Missing font configuration file

But then it seems I need to provide sun.awt.fontconfig as well, or it will search within the dummyoverride Java Home that doesn't exist. Setting an existing config from my system lets me now generate a working executable, so I am going to embed a simple config as a resource. It's possible to get a File instance from a resource as well, but it doesn't work to pass that path into FontConfiguration, I tried it. So the last bit is that I am going to write that font config file to where the exe is launched from. Very ugly, but I don't know a better way that doesn't require the user to pass in any configuration.

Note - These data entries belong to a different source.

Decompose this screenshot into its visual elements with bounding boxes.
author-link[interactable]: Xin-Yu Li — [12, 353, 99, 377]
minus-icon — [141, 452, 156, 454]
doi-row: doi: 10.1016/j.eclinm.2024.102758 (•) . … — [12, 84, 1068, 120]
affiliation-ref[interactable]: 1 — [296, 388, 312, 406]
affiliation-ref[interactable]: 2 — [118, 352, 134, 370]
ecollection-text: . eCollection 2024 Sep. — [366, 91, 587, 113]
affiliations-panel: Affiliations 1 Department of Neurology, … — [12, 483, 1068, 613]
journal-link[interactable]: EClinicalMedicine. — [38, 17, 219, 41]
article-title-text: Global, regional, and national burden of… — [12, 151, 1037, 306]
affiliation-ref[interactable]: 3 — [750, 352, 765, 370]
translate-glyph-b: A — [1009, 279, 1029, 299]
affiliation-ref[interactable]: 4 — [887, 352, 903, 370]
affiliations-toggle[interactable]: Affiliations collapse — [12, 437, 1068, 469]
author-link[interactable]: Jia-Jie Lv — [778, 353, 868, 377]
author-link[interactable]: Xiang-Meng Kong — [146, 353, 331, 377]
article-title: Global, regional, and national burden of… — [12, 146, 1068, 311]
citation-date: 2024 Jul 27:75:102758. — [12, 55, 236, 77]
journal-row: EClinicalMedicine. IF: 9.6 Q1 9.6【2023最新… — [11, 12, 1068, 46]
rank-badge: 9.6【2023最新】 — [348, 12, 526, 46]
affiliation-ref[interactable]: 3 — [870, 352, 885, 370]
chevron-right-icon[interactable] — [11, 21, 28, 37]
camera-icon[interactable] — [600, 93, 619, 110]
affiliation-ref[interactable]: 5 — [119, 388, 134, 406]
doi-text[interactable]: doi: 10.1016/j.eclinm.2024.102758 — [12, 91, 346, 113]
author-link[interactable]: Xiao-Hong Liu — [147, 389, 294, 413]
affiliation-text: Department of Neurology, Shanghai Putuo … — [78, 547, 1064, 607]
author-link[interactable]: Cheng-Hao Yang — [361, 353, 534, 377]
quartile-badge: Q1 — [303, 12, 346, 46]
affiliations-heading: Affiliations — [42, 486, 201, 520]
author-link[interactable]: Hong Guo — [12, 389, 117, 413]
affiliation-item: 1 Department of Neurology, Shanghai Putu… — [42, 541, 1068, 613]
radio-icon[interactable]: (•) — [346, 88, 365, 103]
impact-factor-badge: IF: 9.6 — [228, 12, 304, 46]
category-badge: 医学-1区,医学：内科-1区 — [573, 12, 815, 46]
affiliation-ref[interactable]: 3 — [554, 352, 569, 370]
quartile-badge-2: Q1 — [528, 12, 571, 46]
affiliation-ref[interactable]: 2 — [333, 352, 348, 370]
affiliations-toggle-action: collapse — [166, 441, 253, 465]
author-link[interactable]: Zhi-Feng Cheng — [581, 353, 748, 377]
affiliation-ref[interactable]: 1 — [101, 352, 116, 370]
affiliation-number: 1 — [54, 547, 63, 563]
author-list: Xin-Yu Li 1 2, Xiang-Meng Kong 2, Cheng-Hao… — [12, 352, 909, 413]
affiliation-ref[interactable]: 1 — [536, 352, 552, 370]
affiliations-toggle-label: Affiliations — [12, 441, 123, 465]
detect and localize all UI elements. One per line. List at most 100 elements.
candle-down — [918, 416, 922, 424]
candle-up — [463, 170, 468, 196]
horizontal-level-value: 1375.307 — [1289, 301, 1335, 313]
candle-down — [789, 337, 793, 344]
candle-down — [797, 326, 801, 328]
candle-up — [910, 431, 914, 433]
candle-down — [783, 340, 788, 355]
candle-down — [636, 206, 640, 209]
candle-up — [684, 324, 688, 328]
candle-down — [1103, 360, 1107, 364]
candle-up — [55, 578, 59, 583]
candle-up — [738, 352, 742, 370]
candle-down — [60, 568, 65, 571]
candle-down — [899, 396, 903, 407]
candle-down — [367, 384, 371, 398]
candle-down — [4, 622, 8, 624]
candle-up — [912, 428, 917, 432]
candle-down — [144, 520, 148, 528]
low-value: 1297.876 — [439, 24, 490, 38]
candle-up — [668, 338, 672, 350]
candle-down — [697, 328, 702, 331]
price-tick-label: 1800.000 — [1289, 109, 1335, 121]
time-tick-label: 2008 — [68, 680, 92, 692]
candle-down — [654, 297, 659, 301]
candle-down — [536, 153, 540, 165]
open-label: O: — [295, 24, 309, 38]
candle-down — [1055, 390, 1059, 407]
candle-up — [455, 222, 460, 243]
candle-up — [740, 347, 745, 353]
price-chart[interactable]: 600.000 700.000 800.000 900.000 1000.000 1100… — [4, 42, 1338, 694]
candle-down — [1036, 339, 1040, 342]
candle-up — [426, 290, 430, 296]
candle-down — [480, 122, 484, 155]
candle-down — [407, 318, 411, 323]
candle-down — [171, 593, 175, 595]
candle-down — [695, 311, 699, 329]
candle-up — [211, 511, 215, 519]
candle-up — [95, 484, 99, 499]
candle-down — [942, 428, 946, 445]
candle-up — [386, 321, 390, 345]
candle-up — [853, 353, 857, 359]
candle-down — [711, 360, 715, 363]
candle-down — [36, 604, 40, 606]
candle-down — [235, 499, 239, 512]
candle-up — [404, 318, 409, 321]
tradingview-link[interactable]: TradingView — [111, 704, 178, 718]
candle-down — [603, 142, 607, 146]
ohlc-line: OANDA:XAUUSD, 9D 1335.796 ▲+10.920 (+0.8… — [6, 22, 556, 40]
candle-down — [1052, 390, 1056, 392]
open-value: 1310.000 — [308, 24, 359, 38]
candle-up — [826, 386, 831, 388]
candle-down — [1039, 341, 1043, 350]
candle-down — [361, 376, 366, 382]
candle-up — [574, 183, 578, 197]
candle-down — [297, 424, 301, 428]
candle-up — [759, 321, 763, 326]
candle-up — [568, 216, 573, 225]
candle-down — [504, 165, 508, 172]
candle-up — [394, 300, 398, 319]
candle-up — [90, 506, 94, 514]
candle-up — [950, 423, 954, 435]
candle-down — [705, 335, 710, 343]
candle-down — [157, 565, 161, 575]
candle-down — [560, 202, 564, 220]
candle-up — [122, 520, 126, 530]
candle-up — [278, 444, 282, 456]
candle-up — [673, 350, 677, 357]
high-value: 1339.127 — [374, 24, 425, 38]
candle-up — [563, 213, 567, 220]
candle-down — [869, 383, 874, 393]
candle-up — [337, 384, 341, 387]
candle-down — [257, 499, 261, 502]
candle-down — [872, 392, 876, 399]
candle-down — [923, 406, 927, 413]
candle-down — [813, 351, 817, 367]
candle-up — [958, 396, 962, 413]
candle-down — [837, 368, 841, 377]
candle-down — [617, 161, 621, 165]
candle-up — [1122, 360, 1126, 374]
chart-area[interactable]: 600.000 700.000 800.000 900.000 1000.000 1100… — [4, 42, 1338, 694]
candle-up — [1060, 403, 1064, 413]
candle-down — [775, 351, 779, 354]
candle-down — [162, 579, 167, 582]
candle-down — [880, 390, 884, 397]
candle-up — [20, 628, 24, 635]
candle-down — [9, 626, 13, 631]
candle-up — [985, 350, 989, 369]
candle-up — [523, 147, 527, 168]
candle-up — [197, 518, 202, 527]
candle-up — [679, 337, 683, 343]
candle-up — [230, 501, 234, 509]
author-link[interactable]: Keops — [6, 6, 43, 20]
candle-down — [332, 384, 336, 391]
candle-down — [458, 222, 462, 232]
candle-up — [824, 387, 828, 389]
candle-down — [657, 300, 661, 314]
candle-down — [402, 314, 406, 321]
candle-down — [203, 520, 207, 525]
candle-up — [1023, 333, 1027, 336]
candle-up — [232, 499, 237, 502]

val fontConfig: String? = System.getProperty("sun.awt.fontconfig")
if(fontConfig != null) {
    println("Using font config $fontConfig")
} else {
    val fontConfigFile = File("./fontconfig.properties")
    println("Saving and using default font config ${fontConfigFile.absolutePath} .\n" +
    "When you don't like that, pass in system property 'sun.awt.fontconfig' pointing to your font config.")
    fontConfigFile.writeText(javaClass.classLoader.getResource("fontconfig.properties").readText())
    System.setProperty("sun.awt.fontconfig", fontConfigFile.absolutePath)
}
UIManager.setLookAndFeel(UIManager.getSystemLookAndFeelClassName())

Missing libraries

It kind of works. But testing the executable now gives another interesting error:

alt text

So parts of the application are missing, which means it's still not everything linked statically. There's also this issue mentioning unsolveable (?) problems with static linking AWT and Swing stuff into applications. Taking a look at graal's build output folder confirms everything, there is an info file and a bunch of dlls like java.dll, awt.dll, jawt.dll and more. They need to be part of the distribution, so I changed my distribution to a zip file containing all the stuff, which is fairly easy with Gradle:

distributions {
    create("htchip8kt") {
        distributionBaseName.set("htchip8kt")
        contents {
            from(buildDir.resolve("graal"))
        }
    }
}

The exe is now much bigger then before (32MB) and there are a few 100KBs additional dll files. The 0.0.2 release can now be found here.

Conclusions

So in my case the only thing that could have prevented me from shipping a broken release would have been testing the executable on a machine that has nothing installed - at least no Java. Or with a completely clean environment. This is maybe easier for an application that doesn't need a UI because it can be done inside a docker container or on a CI system.

My euphoria when I first bundled an executable that I was able to launch distracted me from the fact, that targeting native image distribution should simply be seen as an additional deployment target, besides the JVM one. It's a lot of manual configuration effort, it's testing effort, it's time consuming and unpleasent work. It's far, far behind the developer experience and convenience a JVM developer is used to and I don't know whether there's really such a big difference between Kotlin/Native and native image with GraalVM in this regard. Of course, one can expect things to be simpler without using heavyweights like AWT or when using frameworks with first class native image support, like Quarkus, soon Spring and the likes. What honestly surprised me most is that some parts of the JDK seem to simply be fundamentally incompatible with AOT (or the way Graal works). And I am not even talking about super complex technical reasons, I am talking about things like some AWT classes requiring a Java Home property to be present, hard failing when it's not.

When the requirement is to ship a self contained applicaiton, but not needlessly a single binary, a very small distribution or a super fast starting application, bundling a JVM, some jar files and executables into a zip might be a safer bet right now. In the future, I will treat native image creation and distribution with a lot more care.